Wear a really long scarf and go as Isadora Duncan:

A habitual wearer of flowing scarves which trailed behind her, Duncan's fashion preferences were the cause of her death in a freak automobile accident in Nice, France, on the night of September 14, 1927 at the age of 50. The accident gave rise to Gertrude Stein's mordant remark that "affectations can be dangerous."

Duncan was a passenger in the Amilcar automobile of a handsome young Italian mechanic, Benoît Falchetto, whom she had ironically nicknamed 'Buggatti' [sic]... Before getting into the car, she said to a friend, Mary Desti, and some companions, "Adieu, mes amis. Je vais à la gloire!" ("Goodbye, my friends, I am off to glory!") However, according to the diaries of the American novelist Glenway Wescott, who was in Nice at the time and visited Duncan's body in the morgue (his diaries are in the collection of the Beineke Library at Yale University), Desti admitted that she had lied about Duncan's last words. Instead, she told Wescott, the dancer actually said, "Je vais à l'amour" ("I am off to love"), which Desti considered too embarrassing to go down in history as the legend's final utterance, especially since it suggested that Duncan hoped that she and Falchetto were going to her hotel for a sexual assignation. Whatever her actual last words, when Falchetto drove off, Duncan's immense handpainted silk scarf, which was a gift from Desti and was large enough to be wrapped around her body and neck and flutter out of the car, became entangled around one of the vehicle's open-spoked wheels and rear axle. Duncan died on the scene.

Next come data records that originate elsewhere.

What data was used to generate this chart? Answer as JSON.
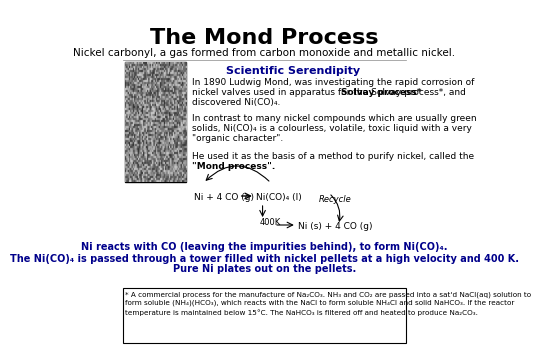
{
  "title": "The Mond Process",
  "subtitle": "Nickel carbonyl, a gas formed from carbon monoxide and metallic nickel.",
  "serendipity_title": "Scientific Serendipity",
  "para1": "In 1890 Ludwig Mond, was investigating the rapid corrosion of\nnickel valves used in apparatus for the Solvay process*, and\ndiscovered Ni(CO)₄.",
  "para1_bold": "Solvay process*",
  "para2": "In contrast to many nickel compounds which are usually green\nsolids, Ni(CO)₄ is a colourless, volatile, toxic liquid with a very\n\"organic character\".",
  "para3": "He used it as the basis of a method to purify nickel, called the\n\"Mond process\".",
  "reaction_label1": "Ni + 4 CO (g)",
  "reaction_label2": "Ni(CO)₄ (l)",
  "reaction_label3": "Ni (s) + 4 CO (g)",
  "reaction_temp": "400K",
  "recycle_label": "Recycle",
  "blue_text1": "Ni reacts with CO (leaving the impurities behind), to form Ni(CO)₄.",
  "blue_text2": "The Ni(CO)₄ is passed through a tower filled with nickel pellets at a high velocity and 400 K.\nPure Ni plates out on the pellets.",
  "footnote": "* A commercial process for the manufacture of Na₂CO₃. NH₃ and CO₂ are passed into a sat'd NaCl(aq) solution to\nform soluble (NH₄)(HCO₃), which reacts with the NaCl to form soluble NH₄Cl and solid NaHCO₃. If the reactor\ntemperature is maintained below 15°C. The NaHCO₃ is filtered off and heated to produce Na₂CO₃.",
  "bg_color": "#ffffff",
  "title_color": "#000000",
  "subtitle_color": "#000000",
  "serendipity_color": "#00008B",
  "body_color": "#000000",
  "blue_color": "#00008B",
  "arrow_color": "#000000",
  "footnote_color": "#000000"
}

As The New York Times noted in its obituary of the dancer on 15 September 1927, "The automobile was going at full speed when the scarf of strong silk began winding around the wheel and with terrific force dragged Miss Duncan, around whom it was securely wrapped, bodily over the side of the car, precipitating her with violence against the cobblestone street. She was dragged for several yards before the chauffeur halted, attracted by her cries in the street. Medical aid was summoned, but it was stated that she had been strangled and killed instantly."[4]


Daisy Jane - Oct 30, 2007 1:39:14 pm PDT #9385 of 10001
"This bar smells like kerosene and stripper tears."

Oh! There's a country band at the office playing "Red River Valley"!